Certaines compagnies font des affirmations complètement frivoles à propos du CBD. Par exemple, des vendeurs peu scrupuleux affirmaient jusqu’à tout récemment que le CBD pourrait guérir à lui seul le cancer. Évidemment, rien ne suggère de tels effets. La FDA a donc dû envoyer plusieurs lettres pour exiger le retrait de ces déclarations trompeuses. Dans le même ordre d’idées, une étude de la Penn Medecine datée de 2018 suggère que 70% des extraits de CBD vendus en ligne n’identifient pas correctement la concentration du produit. Les clients potentiels ne savent donc pas si les produits proposés sont de bonne ou mauvaise qualité. 

Encadrer un nouveau produit

Présentement, les témoignages d’utilisateurs suggèrent que le CBD permet de réduire la douleur, les tremblements, l’inflammation et l’anxiété. Comme ces symptômes affectent un grand nombre d’Américains et de Canadiens, il n’est pas surprenant que ce dérivé du cannabis soit très en demande. Cet intérêt soudain de la FDA fait d’ailleurs l’affaire de plusieurs entrepreneurs qui espèrent tirer profit du CBD.

C’est notamment le cas de Robert Posenato, le propriétaire de Hudson Valley CBD, une boutique qui vend du chanvre en ligne et du CBD dans ses dispensaires de New York. Comme bien d’autres américains, monsieur Posenato a découvert le CBD en raison de ses troubles de santé. Il explique qu’il ne s’agit pas d’une substance miraculeuse. Cette dernière ne fera pas disparaître toutes vos douleurs et votre stress. Cela dit, elle permet de mieux gérer ces problèmes au quotidien. Même les animaux malades peuvent en bénéficier et regagner une qualité de vie digne de ce nom. Plusieurs vétérinaires espèrent d’ailleurs être autorisés dans un futur proche à prescrire ce cannabinoïde aux chiens et aux chats.
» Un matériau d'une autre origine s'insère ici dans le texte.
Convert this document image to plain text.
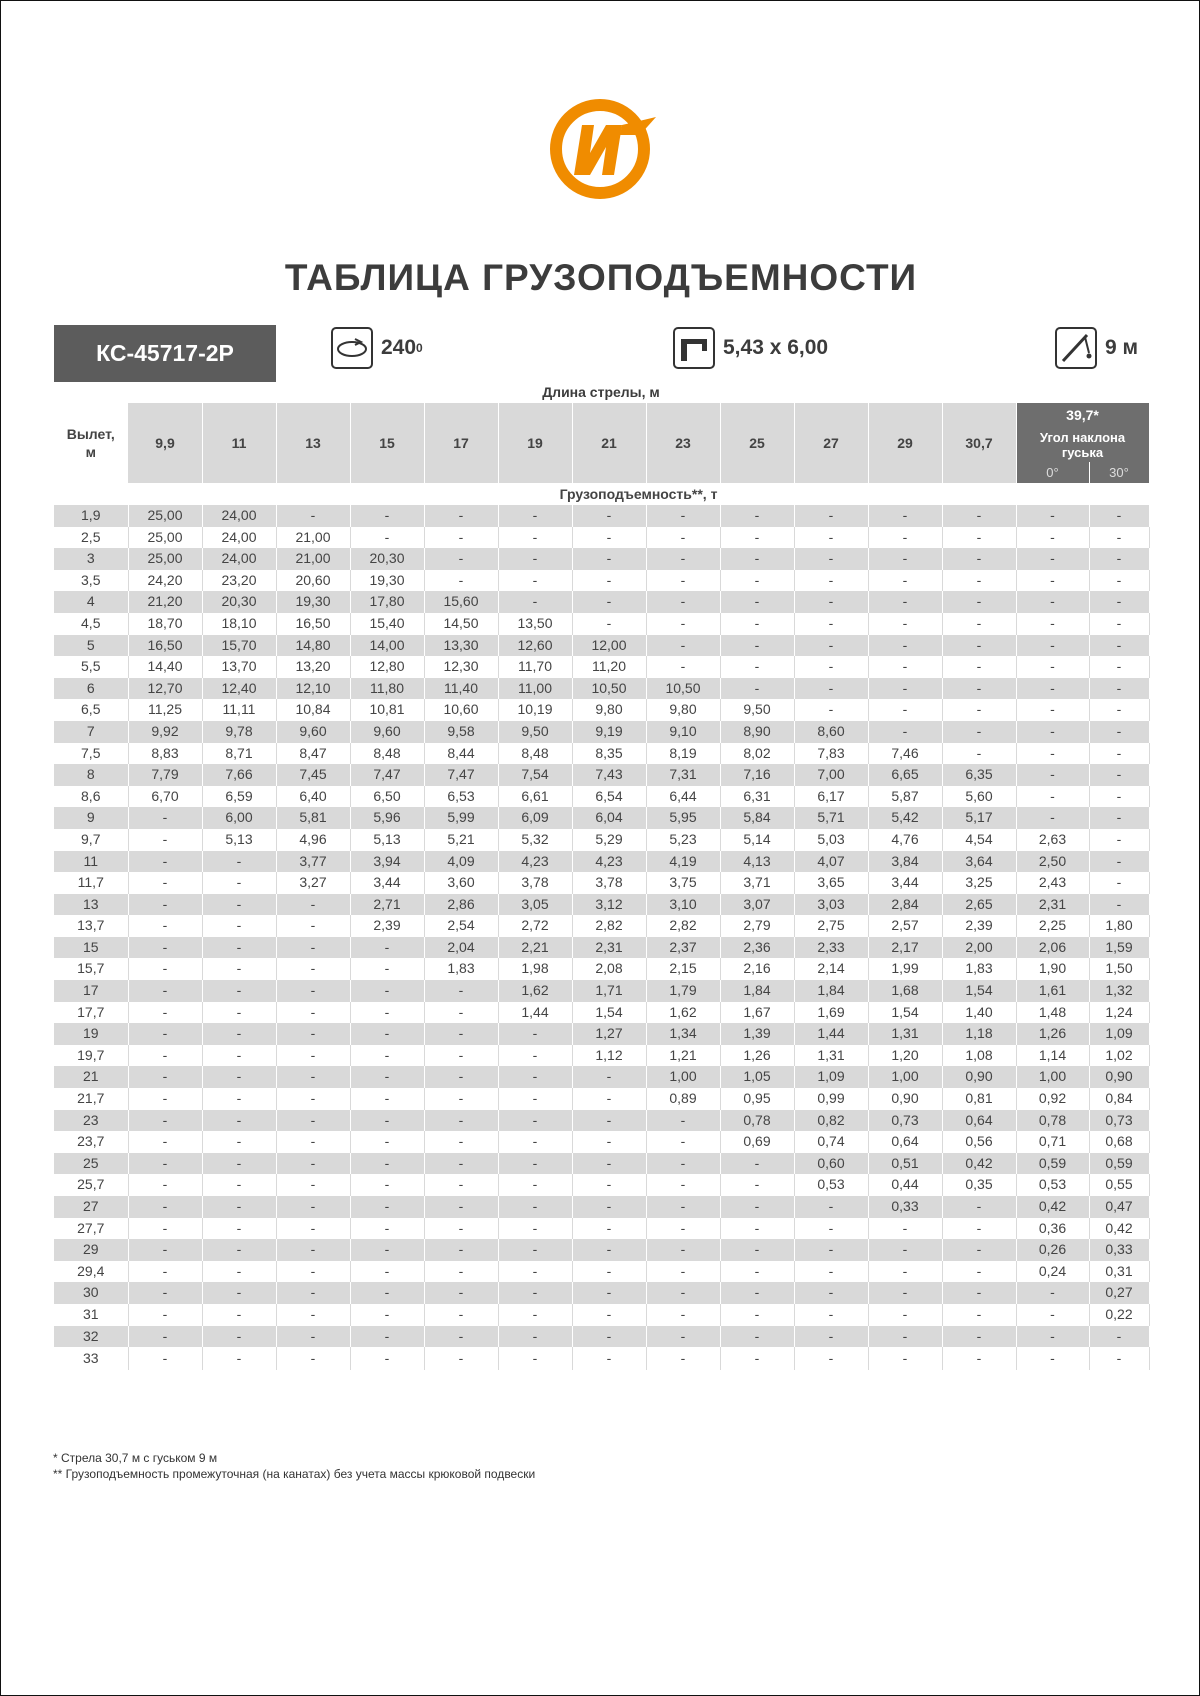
ТАБЛИЦА ГРУЗОПОДЪЕМНОСТИ
КС-45717-2Р	240 0	5,43 x 6,00	9 м
Длина стрелы, м
Вылет, м	9,9	11	13	15	17	19	21	23	25	27	29	30,7	39,7*	
													Угол наклона гуська	
													0°	30°
	Грузоподъемность**, т													
1,9	25,00	24,00	-	-	-	-	-	-	-	-	-	-	-	-
2,5	25,00	24,00	21,00	-	-	-	-	-	-	-	-	-	-	-
3	25,00	24,00	21,00	20,30	-	-	-	-	-	-	-	-	-	-
3,5	24,20	23,20	20,60	19,30	-	-	-	-	-	-	-	-	-	-
4	21,20	20,30	19,30	17,80	15,60	-	-	-	-	-	-	-	-	-
4,5	18,70	18,10	16,50	15,40	14,50	13,50	-	-	-	-	-	-	-	-
5	16,50	15,70	14,80	14,00	13,30	12,60	12,00	-	-	-	-	-	-	-
5,5	14,40	13,70	13,20	12,80	12,30	11,70	11,20	-	-	-	-	-	-	-
6	12,70	12,40	12,10	11,80	11,40	11,00	10,50	10,50	-	-	-	-	-	-
6,5	11,25	11,11	10,84	10,81	10,60	10,19	9,80	9,80	9,50	-	-	-	-	-
7	9,92	9,78	9,60	9,60	9,58	9,50	9,19	9,10	8,90	8,60	-	-	-	-
7,5	8,83	8,71	8,47	8,48	8,44	8,48	8,35	8,19	8,02	7,83	7,46	-	-	-
8	7,79	7,66	7,45	7,47	7,47	7,54	7,43	7,31	7,16	7,00	6,65	6,35	-	-
8,6	6,70	6,59	6,40	6,50	6,53	6,61	6,54	6,44	6,31	6,17	5,87	5,60	-	-
9	-	6,00	5,81	5,96	5,99	6,09	6,04	5,95	5,84	5,71	5,42	5,17	-	-
9,7	-	5,13	4,96	5,13	5,21	5,32	5,29	5,23	5,14	5,03	4,76	4,54	2,63	-
11	-	-	3,77	3,94	4,09	4,23	4,23	4,19	4,13	4,07	3,84	3,64	2,50	-
11,7	-	-	3,27	3,44	3,60	3,78	3,78	3,75	3,71	3,65	3,44	3,25	2,43	-
13	-	-	-	2,71	2,86	3,05	3,12	3,10	3,07	3,03	2,84	2,65	2,31	-
13,7	-	-	-	2,39	2,54	2,72	2,82	2,82	2,79	2,75	2,57	2,39	2,25	1,80
15	-	-	-	-	2,04	2,21	2,31	2,37	2,36	2,33	2,17	2,00	2,06	1,59
15,7	-	-	-	-	1,83	1,98	2,08	2,15	2,16	2,14	1,99	1,83	1,90	1,50
17	-	-	-	-	-	1,62	1,71	1,79	1,84	1,84	1,68	1,54	1,61	1,32
17,7	-	-	-	-	-	1,44	1,54	1,62	1,67	1,69	1,54	1,40	1,48	1,24
19	-	-	-	-	-	-	1,27	1,34	1,39	1,44	1,31	1,18	1,26	1,09
19,7	-	-	-	-	-	-	1,12	1,21	1,26	1,31	1,20	1,08	1,14	1,02
21	-	-	-	-	-	-	-	1,00	1,05	1,09	1,00	0,90	1,00	0,90
21,7	-	-	-	-	-	-	-	0,89	0,95	0,99	0,90	0,81	0,92	0,84
23	-	-	-	-	-	-	-	-	0,78	0,82	0,73	0,64	0,78	0,73
23,7	-	-	-	-	-	-	-	-	0,69	0,74	0,64	0,56	0,71	0,68
25	-	-	-	-	-	-	-	-	-	0,60	0,51	0,42	0,59	0,59
25,7	-	-	-	-	-	-	-	-	-	0,53	0,44	0,35	0,53	0,55
27	-	-	-	-	-	-	-	-	-	-	0,33	-	0,42	0,47
27,7	-	-	-	-	-	-	-	-	-	-	-	-	0,36	0,42
29	-	-	-	-	-	-	-	-	-	-	-	-	0,26	0,33
29,4	-	-	-	-	-	-	-	-	-	-	-	-	0,24	0,31
30	-	-	-	-	-	-	-	-	-	-	-	-	-	0,27
31	-	-	-	-	-	-	-	-	-	-	-	-	-	0,22
32	-	-	-	-	-	-	-	-	-	-	-	-	-	-
33	-	-	-	-	-	-	-	-	-	-	-	-	-	-
* Стрела 30,7 м с гуськом 9 м
** Грузоподъемность промежуточная (на канатах) без учета массы крюковой подвески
Robert Posenato estime aussi qu’un meilleur encadrement va être bénéfique pour l’industrie. Selon lui, les entrepreneurs aux pratiques douteuses seront naturellement éliminés, alors que ceux qui testent rigoureusement leurs produits seront favorisés. En plus d’imposer des règles strictes, l’implication de la FDA pourrait rapidement conférer une meilleure réputation à ce cannabinoïde encore méconnu du grand public.
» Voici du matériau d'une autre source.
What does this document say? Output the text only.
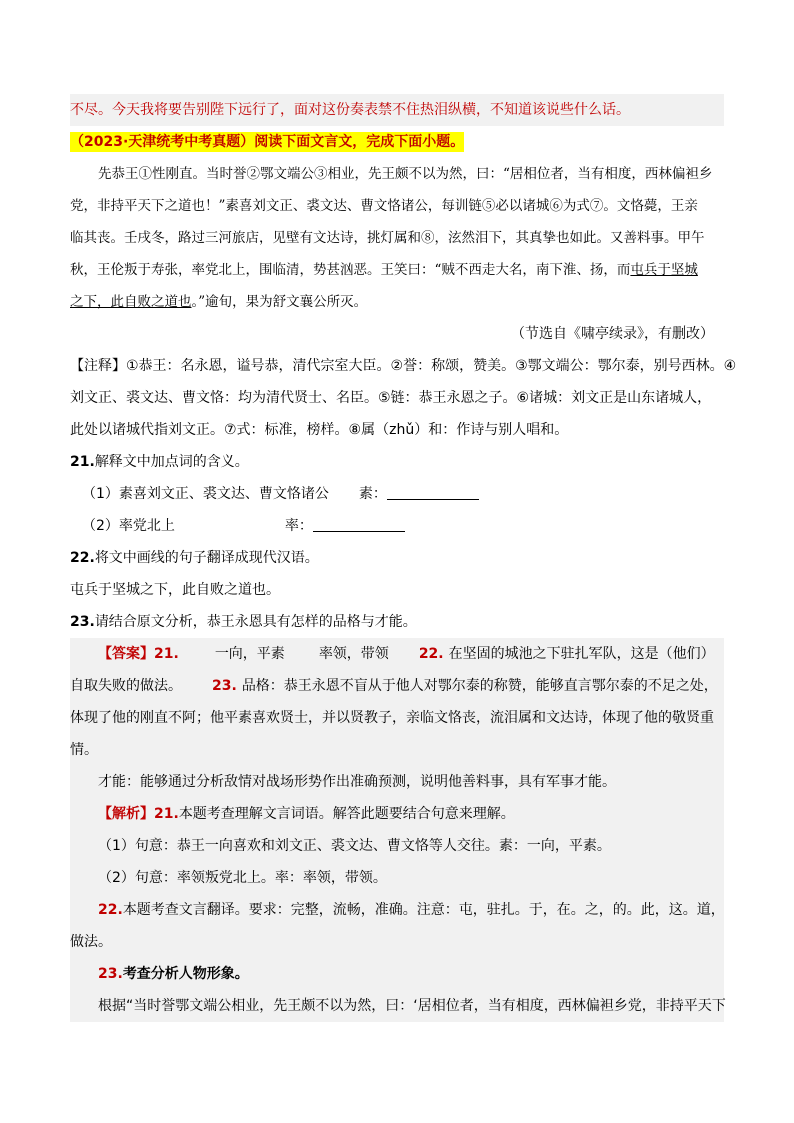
不尽。今天我将要告别陛下远行了，面对这份奏表禁不住热泪纵横，不知道该说些什么话。
（2023·天津统考中考真题）阅读下面文言文，完成下面小题。
先恭王①性刚直。当时誉②鄂文端公③相业，先王颇不以为然，曰：“居相位者，当有相度，西林偏袒乡
党，非持平天下之道也！”素喜刘文正、裘文达、曹文恪诸公，每训链⑤必以诸城⑥为式⑦。文恪薨，王亲
临其丧。壬戌冬，路过三河旅店，见壁有文达诗，挑灯属和⑧，泫然泪下，其真挚也如此。又善料事。甲午
秋，王伦叛于寿张，率党北上，围临清，势甚汹恶。王笑曰：“贼不西走大名，南下淮、扬，而屯兵于坚城
之下，此自败之道也。”逾旬，果为舒文襄公所灭。
（节选自《啸亭续录》，有删改）
【注释】①恭王：名永恩，谥号恭，清代宗室大臣。②誉：称颂，赞美。③鄂文端公：鄂尔泰，别号西林。④
刘文正、裘文达、曹文恪：均为清代贤士、名臣。⑤链：恭王永恩之子。⑥诸城：刘文正是山东诸城人，
此处以诸城代指刘文正。⑦式：标准，榜样。⑧属（zhǔ）和：作诗与别人唱和。
21.解释文中加点词的含义。
（1）素喜刘文正、裘文达、曹文恪诸公 素：
（2）率党北上	率：
22.将文中画线的句子翻译成现代汉语。
屯兵于坚城之下，此自败之道也。
23.请结合原文分析，恭王永恩具有怎样的品格与才能。
【答案】21.	一向，平素 率领，带领 22. 在坚固的城池之下驻扎军队，这是（他们）
自取失败的做法。 23. 品格：恭王永恩不盲从于他人对鄂尔泰的称赞，能够直言鄂尔泰的不足之处，
体现了他的刚直不阿；他平素喜欢贤士，并以贤教子，亲临文恪丧，流泪属和文达诗，体现了他的敬贤重
情。
才能：能够通过分析敌情对战场形势作出准确预测，说明他善料事，具有军事才能。
【解析】21.本题考查理解文言词语。解答此题要结合句意来理解。
（1）句意：恭王一向喜欢和刘文正、裘文达、曹文恪等人交往。素：一向，平素。
（2）句意：率领叛党北上。率：率领，带领。
22.本题考查文言翻译。要求：完整，流畅，准确。注意：屯，驻扎。于，在。之，的。此，这。道，
做法。
23.考查分析人物形象。
根据“当时誉鄂文端公相业，先王颇不以为然，曰：‘居相位者，当有相度，西林偏袒乡党，非持平天下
Un cannabinoïde qui fait jaser

La FDA prévoit tenir une consultation publique le 31 mai à propos des produits dérivés du cannabis, notamment le CBD. Cet exercice risque d’ailleurs de faire couler beaucoup d’encre. À ce sujet, les journalistes du USA TODAY Network ont analysé plus de 550 commentaires d’internautes à propos de cette consultation. Ces messages incitent majoritairement la FDA à faire preuve d’ouverture à l’endroit du CBD. Bien que la lecture de commentaires ne soit pas particulièrement scientifique, il est clair que la population est curieuse à l’endroit de cette substance. De plus, plusieurs propriétaires de dispensaires expriment leur envie de faire le commerce des produits à base de CBD.

L’intérêt de la Food and Drugs Administration pour le CBD ne concerne pas seulement que les États-Unis. Ce cannabinoïde retient énormément l’attention des Canadiens. Les extraits de CBD sont extrêmement en demande partout au pays, et les producteurs autorisés de cannabis peinent à combler la demande. Les compagnies alimentaires font d’ailleurs front commun afin de pouvoir commercialiser des aliments et boissons à base de cannabis. Dans ce contexte, il ne serait pas surprenant que Santé Canada s’inspire de l’exemple américain pour réguler l’utilisation et la vente du CBD.